Google, l’allié de Somme Tourisme
Celle-ci veut prétendre être un «local Google guide». La pointe du Hourdel a ainsi été identifiée sur Google en 2017 comme spot d’observation des phoques. «Cela évite que les gens se perdent et tournent en voiture.» Un gros travail a été effectué sur les parkings. «Nous avons référencé les parkings payants et avons mis en avant les parkings extérieurs, gratuits, qui permettent de désengorger les villes.» Les points d’entrées des randonnées sont aussi indiqués. «Nous pouvons ainsi valoriser le tourisme samarien ailleurs qu’en Baie de Somme.» La randonnée de la montagne de Guizancourt a, par exemple, récolté quatre-vingt avis de googliseurs. Dans le même esprit, depuis juillet 2020, Somme Tourisme s’est lancé dans la prise de vue à 360° immersive des pistes cyclables et activités autour de la vallée de la Somme. «Ça nous permet aussi de contrôler l’image numérique des sites de la Somme.» En tout, les médias de Somme Tourisme ont récolté plus de 50 millions de vue. «Toutes ces fiches nous permettent de créer des listes pratiques personnalisées et facilement partageables pour mettre en avant nos sites.»

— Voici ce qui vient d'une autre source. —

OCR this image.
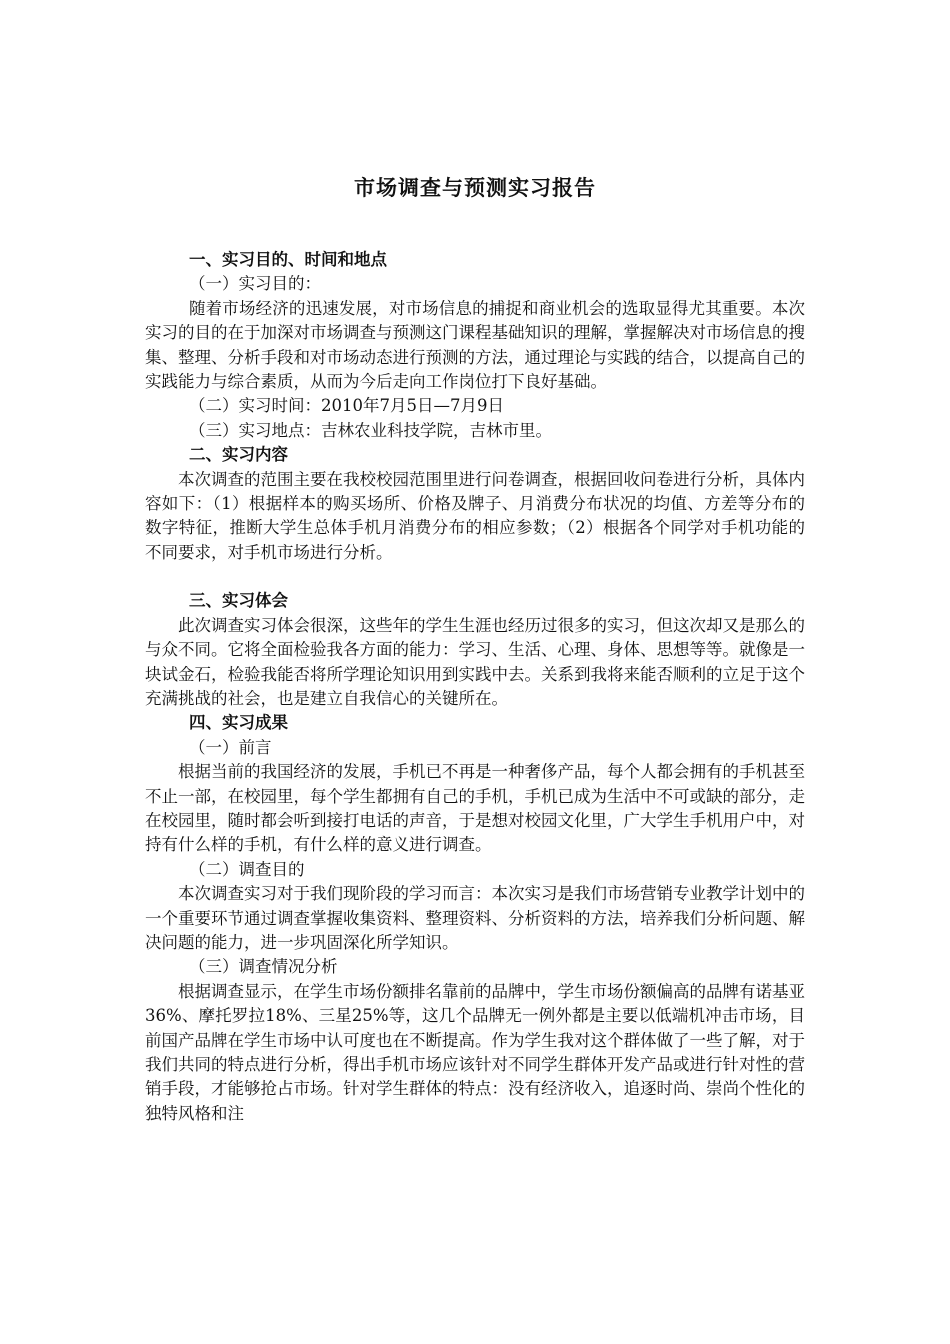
市场调查与预测实习报告

一、实习目的、时间和地点

（一）实习目的：

随着市场经济的迅速发展，对市场信息的捕捉和商业机会的选取显得尤其重要。本次实习的目的在于加深对市场调查与预测这门课程基础知识的理解，掌握解决对市场信息的搜集、整理、分析手段和对市场动态进行预测的方法，通过理论与实践的结合，以提高自己的实践能力与综合素质，从而为今后走向工作岗位打下良好基础。

（二）实习时间：2010年7月5日—7月9日

（三）实习地点：吉林农业科技学院，吉林市里。

二、实习内容

本次调查的范围主要在我校校园范围里进行问卷调查，根据回收问卷进行分析，具体内容如下：（1）根据样本的购买场所、价格及牌子、月消费分布状况的均值、方差等分布的数字特征，推断大学生总体手机月消费分布的相应参数；（2）根据各个同学对手机功能的不同要求，对手机市场进行分析。

三、实习体会

此次调查实习体会很深，这些年的学生生涯也经历过很多的实习，但这次却又是那么的与众不同。它将全面检验我各方面的能力：学习、生活、心理、身体、思想等等。就像是一块试金石，检验我能否将所学理论知识用到实践中去。关系到我将来能否顺利的立足于这个充满挑战的社会，也是建立自我信心的关键所在。

四、实习成果

（一）前言

根据当前的我国经济的发展，手机已不再是一种奢侈产品，每个人都会拥有的手机甚至不止一部，在校园里，每个学生都拥有自己的手机，手机已成为生活中不可或缺的部分，走在校园里，随时都会听到接打电话的声音，于是想对校园文化里，广大学生手机用户中，对持有什么样的手机，有什么样的意义进行调查。

（二）调查目的

本次调查实习对于我们现阶段的学习而言：本次实习是我们市场营销专业教学计划中的一个重要环节通过调查掌握收集资料、整理资料、分析资料的方法，培养我们分析问题、解决问题的能力，进一步巩固深化所学知识。

（三）调查情况分析

根据调查显示，在学生市场份额排名靠前的品牌中，学生市场份额偏高的品牌有诺基亚36%、摩托罗拉18%、三星25%等，这几个品牌无一例外都是主要以低端机冲击市场，目前国产品牌在学生市场中认可度也在不断提高。作为学生我对这个群体做了一些了解，对于我们共同的特点进行分析，得出手机市场应该针对不同学生群体开发产品或进行针对性的营销手段，才能够抢占市场。针对学生群体的特点：没有经济收入，追逐时尚、崇尚个性化的独特风格和注
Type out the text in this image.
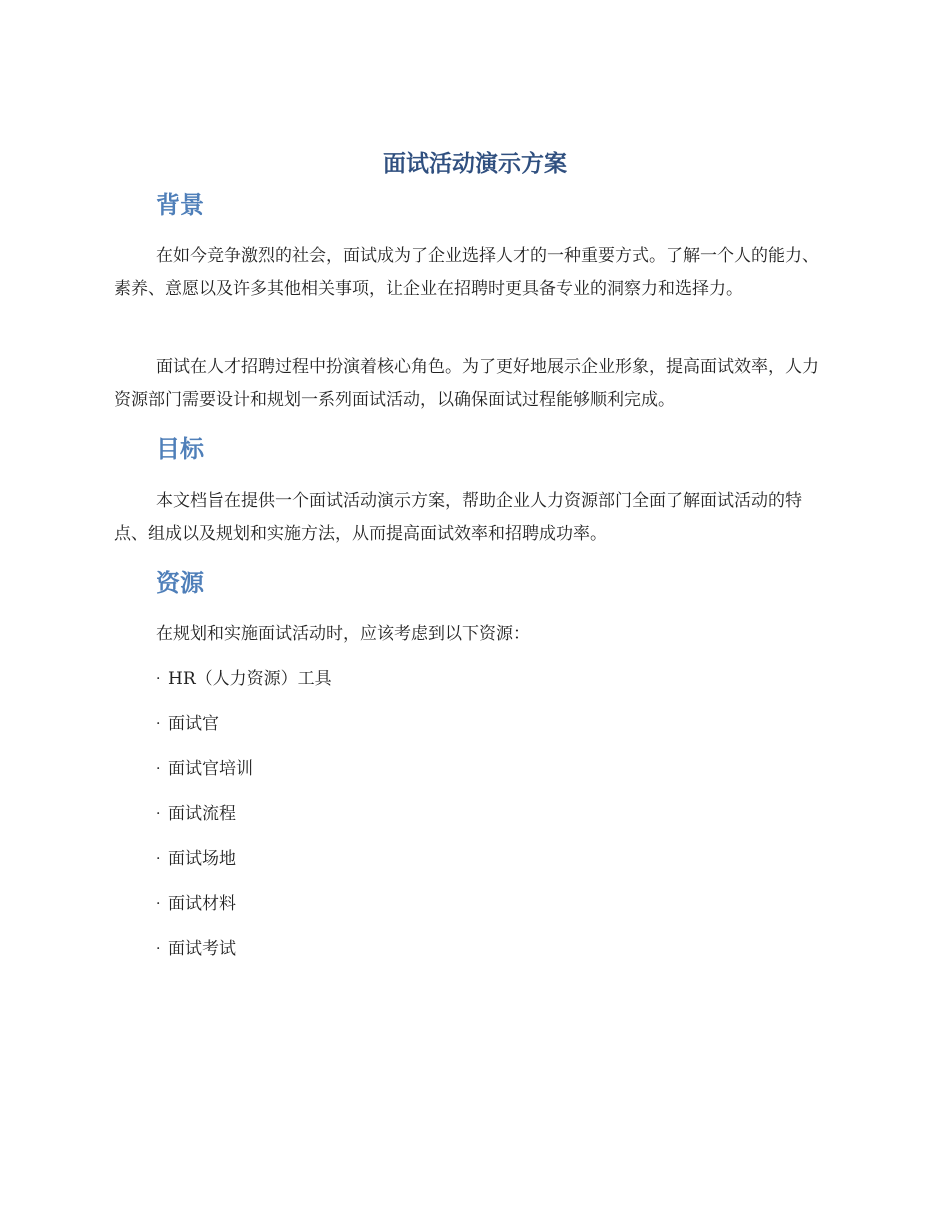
面试活动演示方案
背景

在如今竞争激烈的社会，面试成为了企业选择人才的一种重要方式。了解一个人的能力、素养、意愿以及许多其他相关事项，让企业在招聘时更具备专业的洞察力和选择力。

面试在人才招聘过程中扮演着核心角色。为了更好地展示企业形象，提高面试效率，人力资源部门需要设计和规划一系列面试活动，以确保面试过程能够顺利完成。

目标

本文档旨在提供一个面试活动演示方案，帮助企业人力资源部门全面了解面试活动的特点、组成以及规划和实施方法，从而提高面试效率和招聘成功率。

资源

在规划和实施面试活动时，应该考虑到以下资源：

· HR（人力资源）工具
· 面试官
· 面试官培训
· 面试流程
· 面试场地
· 面试材料
· 面试考试
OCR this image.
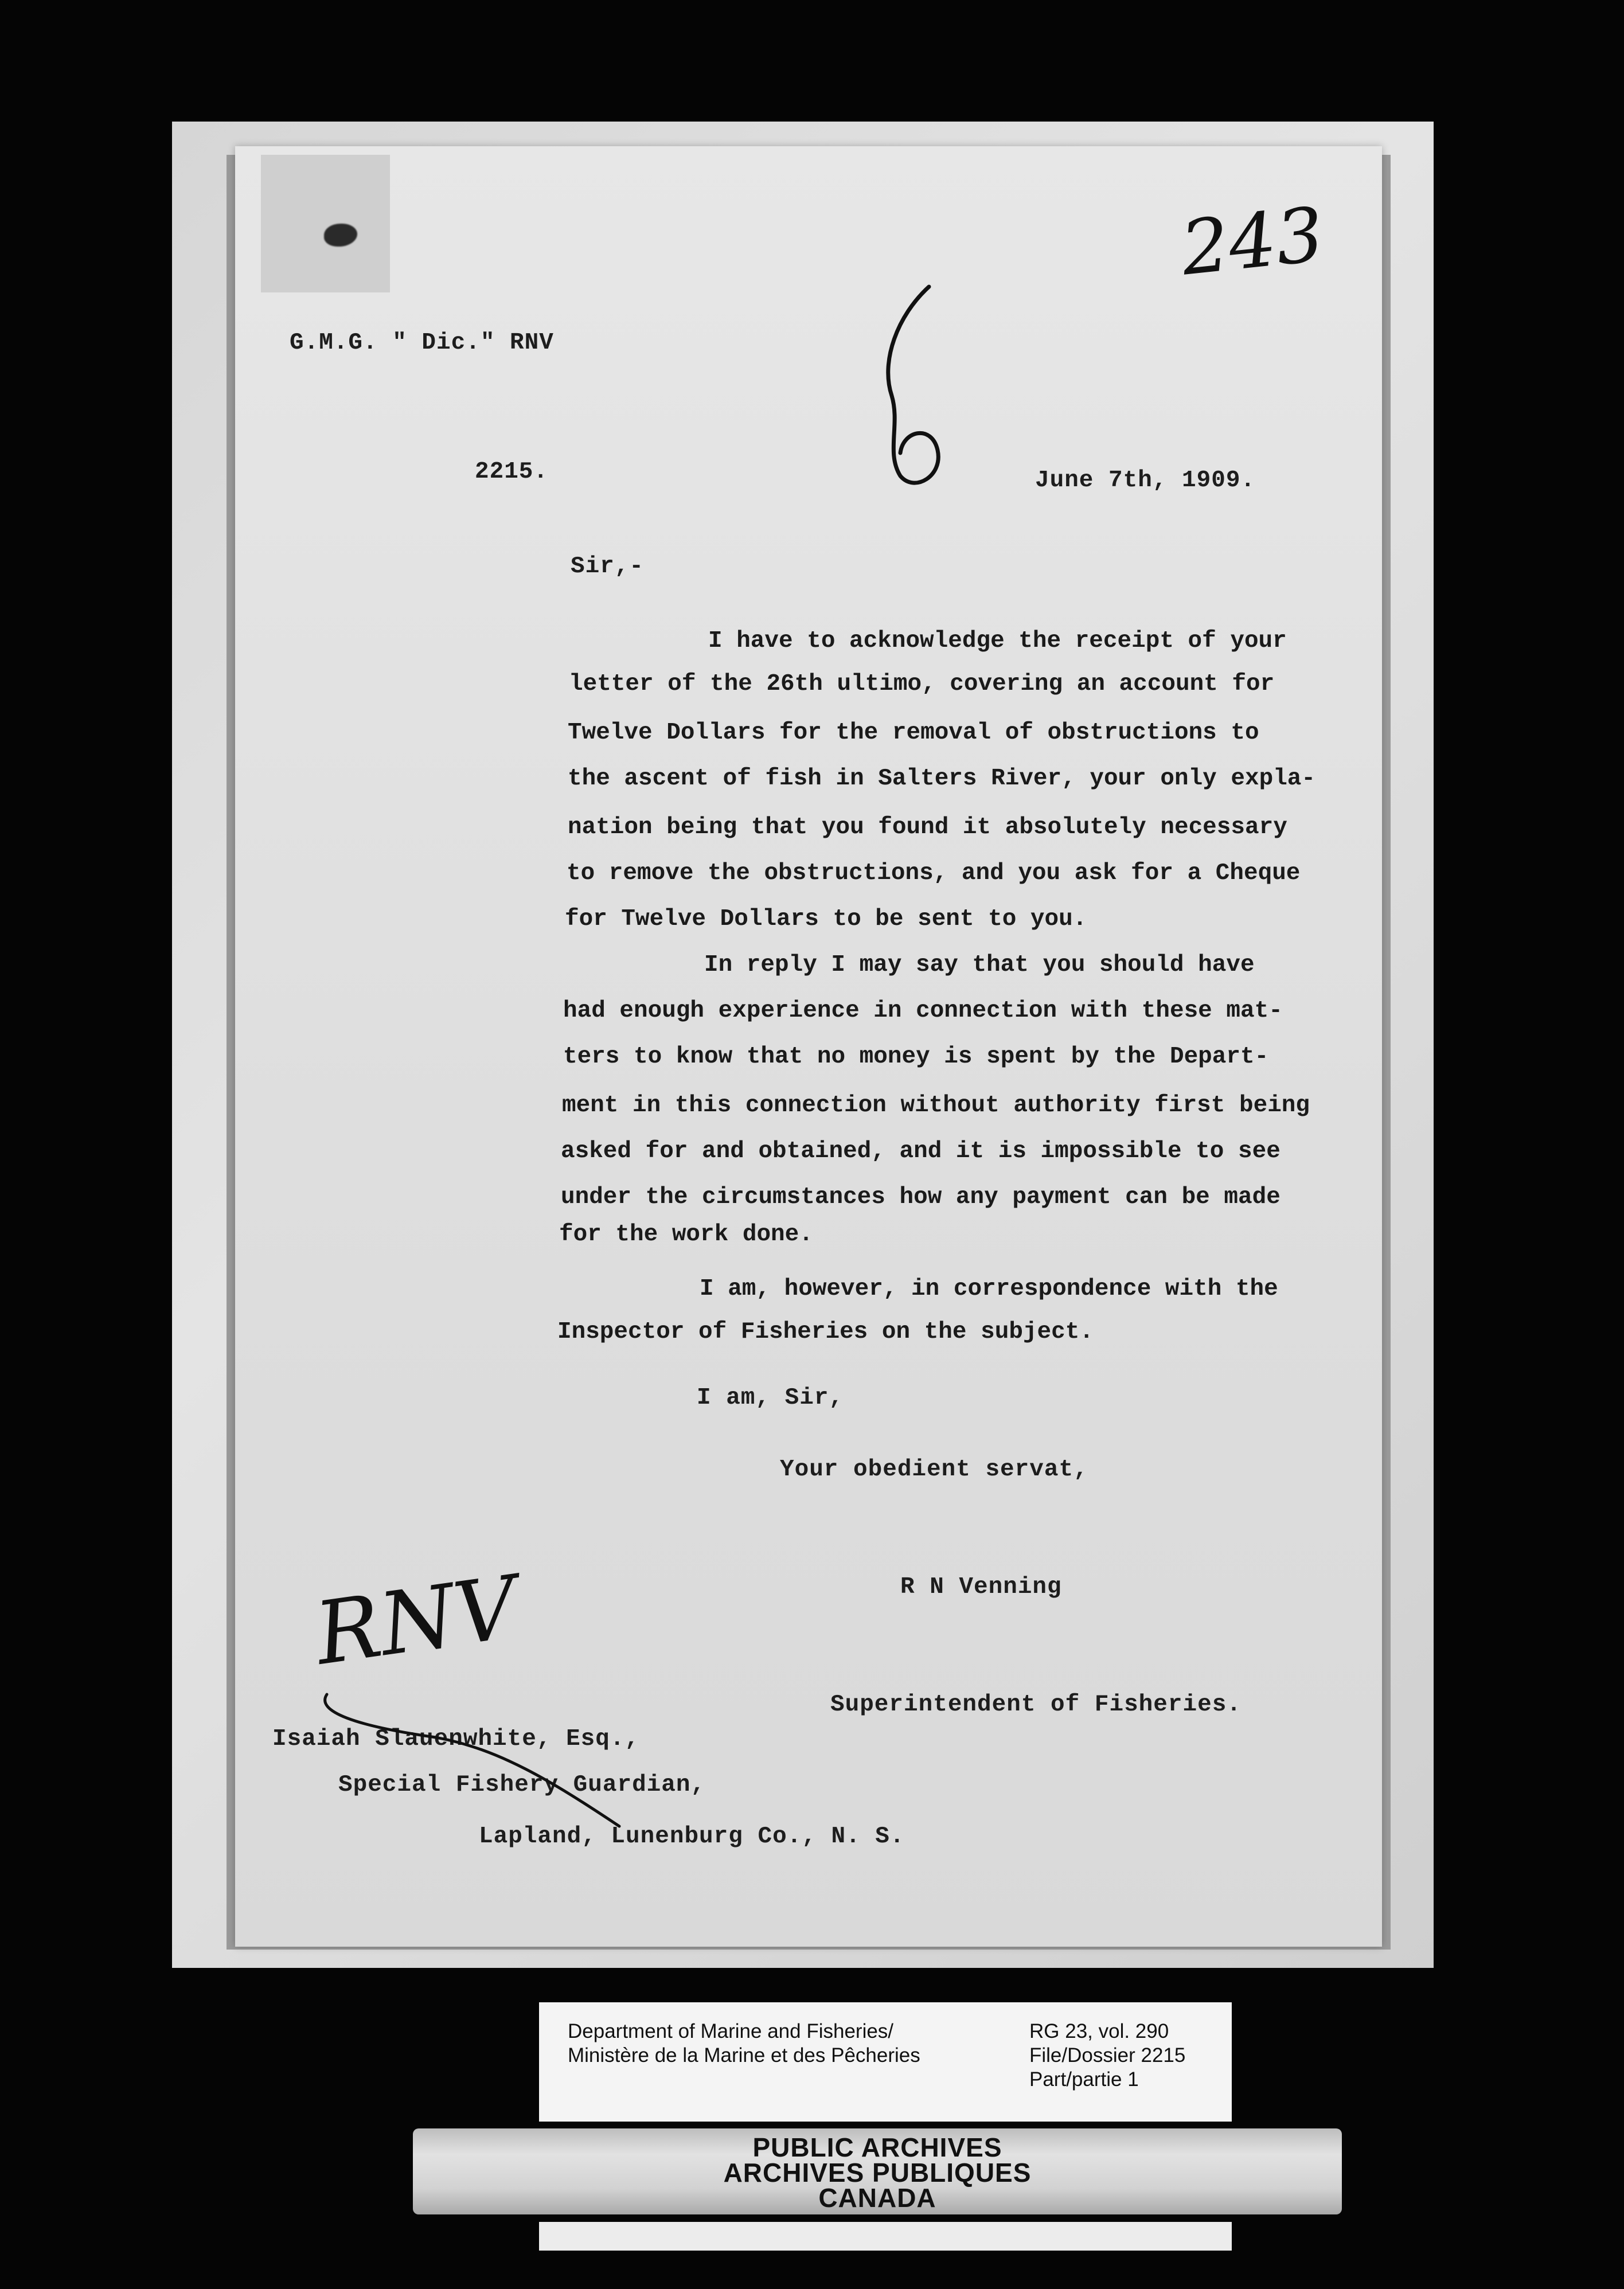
243
G.M.G. " Dic." RNV
2215.	June 7th, 1909.
Sir,-
I have to acknowledge the receipt of your
letter of the 26th ultimo, covering an account for
Twelve Dollars for the removal of obstructions to
the ascent of fish in Salters River, your only expla-
nation being that you found it absolutely necessary
to remove the obstructions, and you ask for a Cheque
for Twelve Dollars to be sent to you.
In reply I may say that you should have
had enough experience in connection with these mat-
ters to know that no money is spent by the Depart-
ment in this connection without authority first being
asked for and obtained, and it is impossible to see
under the circumstances how any payment can be made
for the work done.
I am, however, in correspondence with the
Inspector of Fisheries on the subject.
I am, Sir,
Your obedient servat,
R N Venning
Superintendent of Fisheries.
RNV
Isaiah Slauenwhite, Esq.,
Special Fishery Guardian,
Lapland, Lunenburg Co., N. S.
Department of Marine and Fisheries/
Ministère de la Marine et des Pêcheries
RG 23, vol. 290
File/Dossier 2215
Part/partie 1
PUBLIC ARCHIVES
ARCHIVES PUBLIQUES
CANADA
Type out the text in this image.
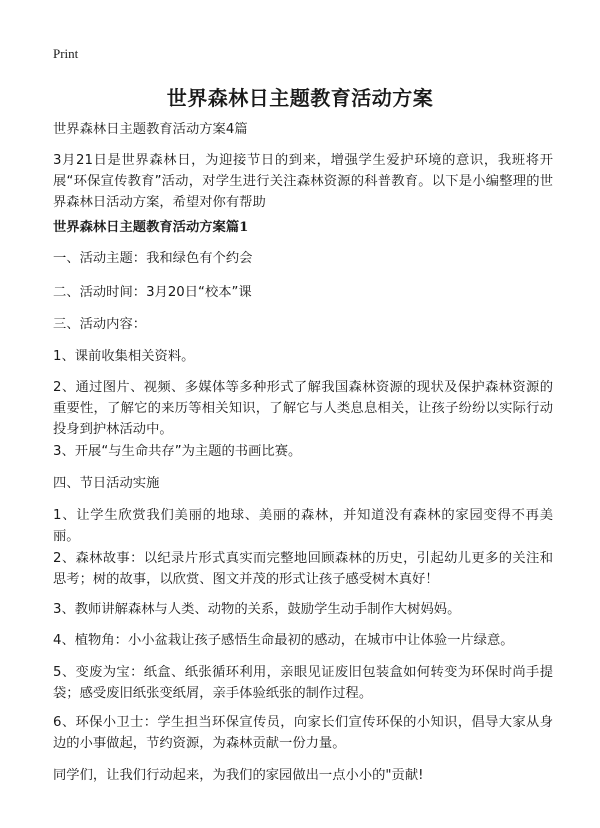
Print
世界森林日主题教育活动方案

世界森林日主题教育活动方案4篇

3月21日是世界森林日，为迎接节日的到来，增强学生爱护环境的意识，我班将开展“环保宣传教育”活动，对学生进行关注森林资源的科普教育。以下是小编整理的世界森林日活动方案，希望对你有帮助

世界森林日主题教育活动方案篇1

一、活动主题：我和绿色有个约会

二、活动时间：3月20日“校本”课

三、活动内容：

1、课前收集相关资料。

2、通过图片、视频、多媒体等多种形式了解我国森林资源的现状及保护森林资源的重要性，了解它的来历等相关知识，了解它与人类息息相关，让孩子纷纷以实际行动投身到护林活动中。

3、开展“与生命共存”为主题的书画比赛。

四、节日活动实施

1、让学生欣赏我们美丽的地球、美丽的森林，并知道没有森林的家园变得不再美丽。

2、森林故事：以纪录片形式真实而完整地回顾森林的历史，引起幼儿更多的关注和思考；树的故事，以欣赏、图文并茂的形式让孩子感受树木真好！

3、教师讲解森林与人类、动物的关系，鼓励学生动手制作大树妈妈。

4、植物角：小小盆栽让孩子感悟生命最初的感动，在城市中让体验一片绿意。

5、变废为宝：纸盒、纸张循环利用，亲眼见证废旧包装盒如何转变为环保时尚手提袋；感受废旧纸张变纸屑，亲手体验纸张的制作过程。

6、环保小卫士：学生担当环保宣传员，向家长们宣传环保的小知识，倡导大家从身边的小事做起，节约资源，为森林贡献一份力量。

同学们，让我们行动起来，为我们的家园做出一点小小的"贡献!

Les dernières évolutions de la fiche Google my Business sont intéressantes pour l’agence. «Dernièrement, nous pouvons renseigner les horaires d’affluence. Pour le Parc du Marquenterre, par exemple, nous avons indiqué que la réservation était vivement conseillée. Mieux vaut privilégier le début de semaine pour une visite, car l’affluence est moindre.» Google devrait permettre prochainement de renseigner des zones d’affluence délimitées, et donc d’orienter le visiteur vers des sites moins fréquentés, des itinéraires moins polluants ou encore des vues live à l’échelle d’une ville.